A phone call to my Dad
This picture was taken year (ish) after my mom and dad first met (and there is no hidden meaning that the photo looks like its split in two, though it is poignant)
I don't talk on the phone very much with my Dad, well I don't talk on the phone very much at all, but with Dad, even more sparingly. Most of the time there's a weird delay when you talk to him, a gap, like you're on a long distance call from the 1970s. Its because he talks into the receiver and the part of the phone that is for listening is far away from his ear. Dad developed this habit in the first place by being a Dr. and recording patient's notes into a recorder. He talks like this in large segments covering all sorts of topics that bleed into each other with hardly any pauses between. I have become really good at being able to tell when the phone is back near his ear. Its a small window, and if I don't jump in there, the phone goes back into the primary position. During that small window I have the chance to reply to all the topics, and I have to do that in a big chunk with hardly any space between, otherwise the phone goes back to the primary position.
With that in mind, I called him yesterday, which is rare due to the above, and he began asking if I’d received the tornado kit he sent, and then went into warning me again about cancer-causing cell phone usage, and then about his upcoming road trip with mom. I noticed a softening of his voice that is rare, and an almost confessional tone. He told me he was really looking forward to the trip with her, and that they were getting really good at trips and having a lot of fun. He went on to tell me that he thinks they've rediscovered what it was in the very beginning, when they first met, that drew each of them to the other. Also that they are both focusing on the positives about each other, instead of the negative, which he admitted they’d both got really good at. If I had to pull just one quote from the conversation, it would have to be this one, which is referencing how frustrated he used to be with mom that she wasn't interested in reading the New York Times every day: "After all, I didn't marry your mother in order to find out and discuss what was going on in Czechoslovakia."

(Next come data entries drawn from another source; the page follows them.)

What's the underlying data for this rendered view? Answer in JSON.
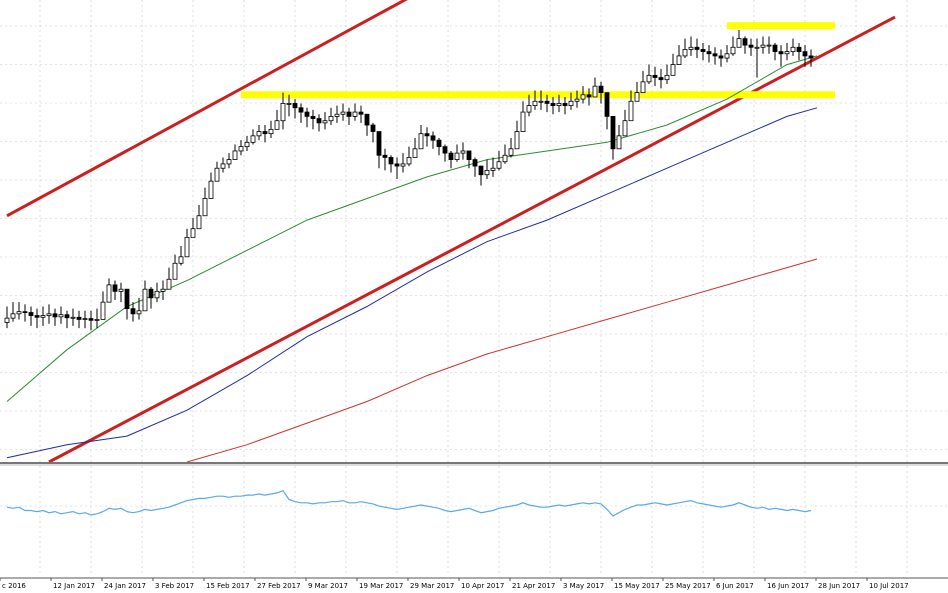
{
  "colors": {
    "background": "#ffffff",
    "grid": "#c8c8c8",
    "candle": "#000000",
    "sma_fast": "#2e8b2e",
    "sma_mid": "#1f2aa6",
    "sma_slow": "#d03030",
    "channel": "#cc1f1f",
    "level": "#ffff00",
    "oscillator": "#5aa9e6",
    "separator": "#777777"
  },
  "chart_data": {
    "type": "line",
    "description_type": "candlestick price chart with moving averages, trend channel and oscillator sub-panel",
    "title": "",
    "xlabel": "",
    "ylabel": "",
    "x_tick_labels": [
      "c 2016",
      "12 Jan 2017",
      "24 Jan 2017",
      "3 Feb 2017",
      "15 Feb 2017",
      "27 Feb 2017",
      "9 Mar 2017",
      "19 Mar 2017",
      "29 Mar 2017",
      "10 Apr 2017",
      "21 Apr 2017",
      "3 May 2017",
      "15 May 2017",
      "25 May 2017",
      "6 Jun 2017",
      "16 Jun 2017",
      "28 Jun 2017",
      "10 Jul 2017"
    ],
    "y_range": [
      0,
      100
    ],
    "grid": true,
    "candles": {
      "count": 135,
      "close": [
        33.3,
        34.3,
        34.8,
        34.6,
        33.9,
        33.5,
        33.9,
        34.3,
        33.6,
        34.1,
        33.4,
        33.5,
        33.0,
        33.2,
        32.8,
        33.0,
        37.0,
        41.0,
        39.5,
        40.0,
        35.5,
        34.3,
        35.0,
        40.0,
        38.0,
        39.5,
        40.0,
        42.3,
        46.0,
        47.5,
        52.0,
        54.0,
        57.0,
        61.0,
        65.0,
        68.0,
        69.0,
        70.0,
        72.0,
        73.0,
        74.0,
        75.5,
        76.5,
        76.0,
        77.0,
        79.0,
        83.0,
        83.0,
        82.0,
        81.0,
        80.0,
        79.5,
        78.5,
        79.0,
        80.0,
        80.5,
        81.0,
        80.0,
        81.0,
        80.5,
        78.0,
        76.5,
        71.0,
        70.5,
        69.0,
        68.5,
        69.0,
        70.5,
        72.5,
        76.0,
        75.5,
        74.5,
        73.0,
        71.5,
        70.0,
        71.5,
        72.0,
        70.0,
        68.5,
        66.5,
        67.5,
        68.0,
        69.5,
        71.0,
        72.5,
        76.5,
        81.0,
        82.5,
        83.5,
        83.5,
        83.0,
        82.5,
        83.0,
        82.5,
        83.5,
        84.0,
        85.0,
        84.5,
        87.0,
        85.5,
        80.0,
        72.5,
        75.5,
        79.0,
        83.5,
        85.5,
        88.0,
        89.5,
        89.0,
        88.5,
        89.5,
        92.0,
        94.0,
        95.5,
        96.0,
        95.5,
        95.0,
        94.5,
        94.0,
        93.5,
        94.5,
        96.0,
        98.0,
        96.5,
        96.0,
        96.0,
        96.5,
        96.5,
        95.0,
        94.5,
        95.0,
        96.0,
        95.0,
        94.0,
        93.5
      ],
      "high": [
        36.0,
        37.0,
        37.0,
        36.5,
        36.0,
        35.5,
        36.0,
        36.5,
        35.5,
        36.0,
        35.0,
        35.5,
        35.0,
        35.0,
        35.0,
        35.5,
        39.5,
        42.5,
        42.0,
        41.5,
        37.5,
        37.0,
        38.0,
        42.0,
        40.5,
        41.5,
        42.0,
        45.0,
        48.0,
        50.0,
        54.0,
        56.5,
        59.5,
        63.5,
        67.0,
        69.5,
        70.5,
        71.5,
        73.5,
        74.5,
        75.5,
        77.0,
        78.0,
        78.0,
        79.0,
        81.5,
        85.5,
        85.0,
        84.0,
        83.0,
        82.0,
        81.5,
        80.5,
        81.0,
        82.0,
        82.5,
        83.0,
        82.0,
        83.0,
        82.5,
        80.0,
        78.5,
        73.0,
        72.5,
        71.0,
        70.5,
        71.5,
        73.0,
        75.0,
        78.0,
        77.5,
        76.5,
        75.0,
        73.5,
        72.0,
        73.5,
        74.0,
        72.0,
        70.5,
        68.5,
        70.0,
        70.5,
        72.0,
        73.5,
        75.0,
        79.0,
        83.5,
        85.0,
        86.0,
        86.0,
        85.0,
        84.5,
        85.0,
        84.5,
        85.5,
        86.0,
        87.0,
        86.5,
        89.0,
        88.0,
        82.5,
        75.0,
        78.0,
        81.5,
        86.0,
        88.0,
        90.5,
        92.0,
        91.5,
        91.0,
        92.0,
        94.5,
        96.5,
        98.0,
        98.5,
        98.0,
        97.0,
        96.5,
        96.0,
        95.5,
        96.5,
        98.5,
        100.0,
        98.5,
        98.0,
        98.0,
        98.5,
        98.5,
        97.0,
        96.5,
        97.0,
        98.0,
        97.0,
        96.5,
        95.5
      ],
      "low": [
        31.0,
        32.5,
        33.0,
        32.5,
        31.5,
        31.0,
        31.5,
        32.0,
        31.5,
        32.0,
        31.0,
        31.5,
        31.0,
        31.0,
        30.5,
        31.0,
        35.0,
        38.0,
        37.5,
        37.0,
        33.0,
        32.5,
        33.0,
        37.5,
        35.5,
        37.0,
        37.5,
        40.5,
        44.0,
        45.5,
        50.0,
        52.0,
        55.0,
        59.0,
        63.0,
        66.0,
        67.0,
        68.0,
        70.0,
        71.0,
        72.0,
        73.5,
        74.5,
        74.0,
        75.0,
        77.0,
        77.0,
        80.0,
        79.5,
        78.5,
        77.5,
        77.0,
        76.5,
        77.0,
        78.0,
        78.5,
        79.0,
        78.0,
        79.0,
        78.5,
        75.5,
        74.0,
        68.0,
        67.5,
        67.0,
        65.5,
        67.0,
        68.5,
        70.5,
        73.5,
        73.0,
        72.5,
        71.0,
        69.5,
        68.0,
        69.5,
        70.0,
        68.0,
        66.0,
        64.0,
        65.5,
        66.0,
        67.5,
        69.0,
        70.5,
        74.0,
        78.5,
        80.0,
        81.5,
        81.5,
        81.0,
        80.5,
        81.0,
        80.5,
        81.5,
        82.0,
        83.0,
        82.5,
        85.0,
        83.0,
        77.0,
        70.0,
        73.0,
        76.5,
        81.0,
        83.5,
        86.0,
        87.5,
        87.0,
        86.5,
        87.5,
        90.0,
        92.0,
        93.5,
        94.0,
        93.5,
        93.0,
        92.5,
        92.0,
        91.5,
        92.5,
        94.0,
        96.0,
        94.5,
        94.0,
        89.0,
        94.5,
        94.5,
        93.0,
        91.5,
        93.0,
        94.0,
        93.0,
        91.5,
        91.5
      ]
    },
    "series": [
      {
        "name": "",
        "color": "#2e8b2e",
        "x": [
          0,
          10,
          20,
          30,
          40,
          50,
          60,
          70,
          80,
          90,
          100,
          110,
          120,
          130,
          135
        ],
        "values": [
          14,
          26,
          36,
          42,
          49,
          56,
          61,
          66,
          70,
          72,
          74,
          78,
          84,
          92,
          94
        ]
      },
      {
        "name": "",
        "color": "#1f2aa6",
        "x": [
          0,
          10,
          20,
          30,
          40,
          50,
          60,
          70,
          80,
          90,
          100,
          110,
          120,
          130,
          135
        ],
        "values": [
          1,
          4,
          6,
          12,
          20,
          29,
          36,
          44,
          51,
          56,
          62,
          68,
          74,
          80,
          82
        ]
      },
      {
        "name": "",
        "color": "#d03030",
        "x": [
          30,
          40,
          50,
          60,
          70,
          80,
          90,
          100,
          110,
          120,
          130,
          135
        ],
        "values": [
          0,
          4,
          9,
          14,
          20,
          25,
          29,
          33,
          37,
          41,
          45,
          47
        ]
      }
    ],
    "channel_lines": [
      {
        "x": [
          0,
          73
        ],
        "values": [
          57,
          112
        ]
      },
      {
        "x": [
          7,
          148
        ],
        "values": [
          0,
          103
        ]
      }
    ],
    "horizontal_levels": [
      {
        "x": [
          39,
          138
        ],
        "value": 85
      },
      {
        "x": [
          120,
          138
        ],
        "value": 101
      }
    ],
    "oscillator": {
      "values": [
        58,
        57,
        58,
        55,
        55,
        54,
        55,
        53,
        54,
        52,
        53,
        54,
        52,
        53,
        51,
        52,
        54,
        57,
        56,
        57,
        54,
        53,
        54,
        56,
        55,
        56,
        57,
        58,
        60,
        62,
        64,
        65,
        66,
        66,
        67,
        68,
        68,
        67,
        68,
        68,
        69,
        69,
        70,
        69,
        70,
        71,
        73,
        65,
        63,
        62,
        62,
        61,
        62,
        62,
        63,
        63,
        64,
        62,
        62,
        63,
        62,
        61,
        59,
        58,
        57,
        56,
        57,
        58,
        59,
        60,
        59,
        58,
        57,
        55,
        54,
        55,
        56,
        57,
        55,
        53,
        54,
        55,
        57,
        58,
        59,
        60,
        62,
        60,
        59,
        58,
        58,
        59,
        60,
        59,
        60,
        61,
        62,
        61,
        62,
        61,
        56,
        50,
        53,
        56,
        58,
        60,
        60,
        61,
        62,
        61,
        60,
        61,
        62,
        63,
        64,
        62,
        61,
        60,
        59,
        58,
        59,
        60,
        62,
        60,
        58,
        57,
        58,
        56,
        57,
        56,
        55,
        56,
        55,
        54,
        55
      ]
    }
  }
}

It was about as tender a conversation we've had in years. I also told him that perhaps now mom did know more about Czechoslovakia. He laughed and said that she sure has gotten better about calling him on his %^&*$#@! and that he didn't know where these trips were leading, but they are laughing about themselves about things they would never been able to laugh about years ago. He also lets her help with the driving on these new trips, which he never never let anyone do when I was growing up. So, times, they are a changin'.
I suppose what I'm getting at, though I would never suggest anyone take the road my parents have taken to get to where they are right now, is that perhaps people in the later chapters of their lives can come back together and rekindle the affection and appreciation for each other that has been dormant and buried by, in my parent's case, a couple of kids, a couple of pets and a few marriages and divorces.